4 – « En s'affirmant comme un système de formation professionnelle continue, l'éducation des adultes assure la continuité du travail dans un monde où il doit désormais être absent… "La solution formation" […] s'est imposée grâce au stratagème suivant : permettre que soit massivement supprimé du travail humain en donnant en échange son équivalent hors-travail, les stages de formation… Jadis donné comme un droit donné aux travailleurs salariés, le stage de formation consacre l'exercice d'une obligation économique pour un pseudo-salarié. » Jacques Guigou, « Quatorze scolies sur l'institutionnalisation de l'éducation des adultes », Temps critiques, no 4.

5 – Un exemple simple : il suffit souvent d'avoir été un ministre de l'Éducation Nationale pour voir sa carrière politique compromise (pour ne citer que les derniers exemples : A. Saunier-Seité et A. Devaquet pour la droite ; A. Savary et Chevènement pour la gauche). Sur ce point, la France, tout comme l'Italie, présente un certain « retard » par rapport aux autres pays.
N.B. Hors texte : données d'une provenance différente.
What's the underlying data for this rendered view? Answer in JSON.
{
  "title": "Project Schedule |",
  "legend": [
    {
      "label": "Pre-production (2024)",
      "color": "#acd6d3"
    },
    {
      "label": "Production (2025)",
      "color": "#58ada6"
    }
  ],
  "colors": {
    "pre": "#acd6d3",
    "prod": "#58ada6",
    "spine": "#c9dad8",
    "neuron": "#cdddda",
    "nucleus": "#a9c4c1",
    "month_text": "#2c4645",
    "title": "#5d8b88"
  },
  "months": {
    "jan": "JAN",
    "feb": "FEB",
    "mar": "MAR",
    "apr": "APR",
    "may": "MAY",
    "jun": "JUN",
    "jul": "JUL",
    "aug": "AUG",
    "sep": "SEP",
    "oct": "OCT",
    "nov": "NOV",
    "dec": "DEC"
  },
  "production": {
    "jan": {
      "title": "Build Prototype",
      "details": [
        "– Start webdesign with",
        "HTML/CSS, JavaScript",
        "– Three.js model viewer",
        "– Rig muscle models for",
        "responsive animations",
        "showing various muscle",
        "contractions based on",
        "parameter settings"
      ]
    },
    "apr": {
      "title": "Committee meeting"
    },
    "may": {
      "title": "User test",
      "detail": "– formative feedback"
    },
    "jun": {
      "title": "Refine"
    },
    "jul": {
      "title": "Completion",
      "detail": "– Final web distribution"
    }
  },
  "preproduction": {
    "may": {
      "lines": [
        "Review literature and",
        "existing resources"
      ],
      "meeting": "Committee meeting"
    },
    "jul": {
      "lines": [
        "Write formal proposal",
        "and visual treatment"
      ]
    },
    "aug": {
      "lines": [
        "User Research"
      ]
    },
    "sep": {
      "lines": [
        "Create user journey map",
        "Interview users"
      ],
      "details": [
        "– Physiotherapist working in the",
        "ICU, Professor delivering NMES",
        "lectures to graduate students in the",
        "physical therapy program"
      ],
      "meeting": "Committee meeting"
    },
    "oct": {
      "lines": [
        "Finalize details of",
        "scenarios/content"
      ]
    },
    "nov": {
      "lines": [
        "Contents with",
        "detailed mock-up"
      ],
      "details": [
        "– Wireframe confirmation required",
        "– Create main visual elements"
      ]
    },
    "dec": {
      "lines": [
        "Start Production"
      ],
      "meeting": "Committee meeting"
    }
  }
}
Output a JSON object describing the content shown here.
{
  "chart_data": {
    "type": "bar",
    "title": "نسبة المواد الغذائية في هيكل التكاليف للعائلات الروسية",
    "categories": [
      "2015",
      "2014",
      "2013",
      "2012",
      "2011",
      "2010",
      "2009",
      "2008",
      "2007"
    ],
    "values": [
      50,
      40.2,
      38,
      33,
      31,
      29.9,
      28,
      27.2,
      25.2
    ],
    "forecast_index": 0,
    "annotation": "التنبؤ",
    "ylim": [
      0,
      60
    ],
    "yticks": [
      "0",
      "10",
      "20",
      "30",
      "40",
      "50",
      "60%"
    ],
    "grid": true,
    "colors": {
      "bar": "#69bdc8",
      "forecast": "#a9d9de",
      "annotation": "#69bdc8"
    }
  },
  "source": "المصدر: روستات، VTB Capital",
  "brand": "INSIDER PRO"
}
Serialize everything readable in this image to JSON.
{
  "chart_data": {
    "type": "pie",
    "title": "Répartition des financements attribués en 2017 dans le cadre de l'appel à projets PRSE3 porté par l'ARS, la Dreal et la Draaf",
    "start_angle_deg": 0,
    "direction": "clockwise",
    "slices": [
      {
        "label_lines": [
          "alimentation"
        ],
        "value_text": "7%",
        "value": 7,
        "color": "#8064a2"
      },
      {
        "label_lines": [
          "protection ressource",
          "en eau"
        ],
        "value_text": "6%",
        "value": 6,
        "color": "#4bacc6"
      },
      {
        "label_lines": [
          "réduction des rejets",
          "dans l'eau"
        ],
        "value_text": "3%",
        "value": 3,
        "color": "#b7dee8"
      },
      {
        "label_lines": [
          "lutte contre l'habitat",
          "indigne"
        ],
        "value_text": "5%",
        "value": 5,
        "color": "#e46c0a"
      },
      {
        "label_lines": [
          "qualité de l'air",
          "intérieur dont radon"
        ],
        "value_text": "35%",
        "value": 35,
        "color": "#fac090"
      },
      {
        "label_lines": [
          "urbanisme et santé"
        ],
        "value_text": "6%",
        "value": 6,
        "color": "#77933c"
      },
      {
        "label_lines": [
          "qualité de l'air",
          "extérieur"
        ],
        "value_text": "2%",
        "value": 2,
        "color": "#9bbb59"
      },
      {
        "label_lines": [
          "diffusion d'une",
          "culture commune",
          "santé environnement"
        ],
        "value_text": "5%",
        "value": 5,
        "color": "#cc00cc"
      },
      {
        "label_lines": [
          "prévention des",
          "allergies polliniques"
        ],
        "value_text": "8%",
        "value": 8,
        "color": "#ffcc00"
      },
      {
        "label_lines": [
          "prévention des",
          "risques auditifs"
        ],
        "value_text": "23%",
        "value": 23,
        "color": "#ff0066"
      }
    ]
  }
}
La reproduction sociale ne se fait pas sans heurt entre d'un côté les aspects fonctionnalistes de l'institution éducative et de l'autre ses aspects politiques (la dimension républicaine et démocratique).

6 – Cf. mon article in Noir et Rouge  : « L'économie de marché n'est pas une nouvelle forme sociale » ainsi que mon article sur la valeur et le travail in Temps critiques no 6/7 qui tendent tous deux de faire la part entre mythe et réalité.

7 – Reproduction ne doit pas s'entendre en référence à la sociologie de Bourdieu mais au sens développé par l'article sur le système de reproduction dans ce même no 9 de la revue.

8 – On retrouve cette autonomie relative aussi bien dans le maintien de la philosophie pour tous en terminale des lycées que dans le choix « suicidaire » des étudiants dans les études de psychologie. Mais cela n'empêche pas, bien sûr, un mouvement parallèle de professionnalisation des études supérieures. Simplement tout ne va pas dans le même sens d'une hyper-rationalité utilitariste.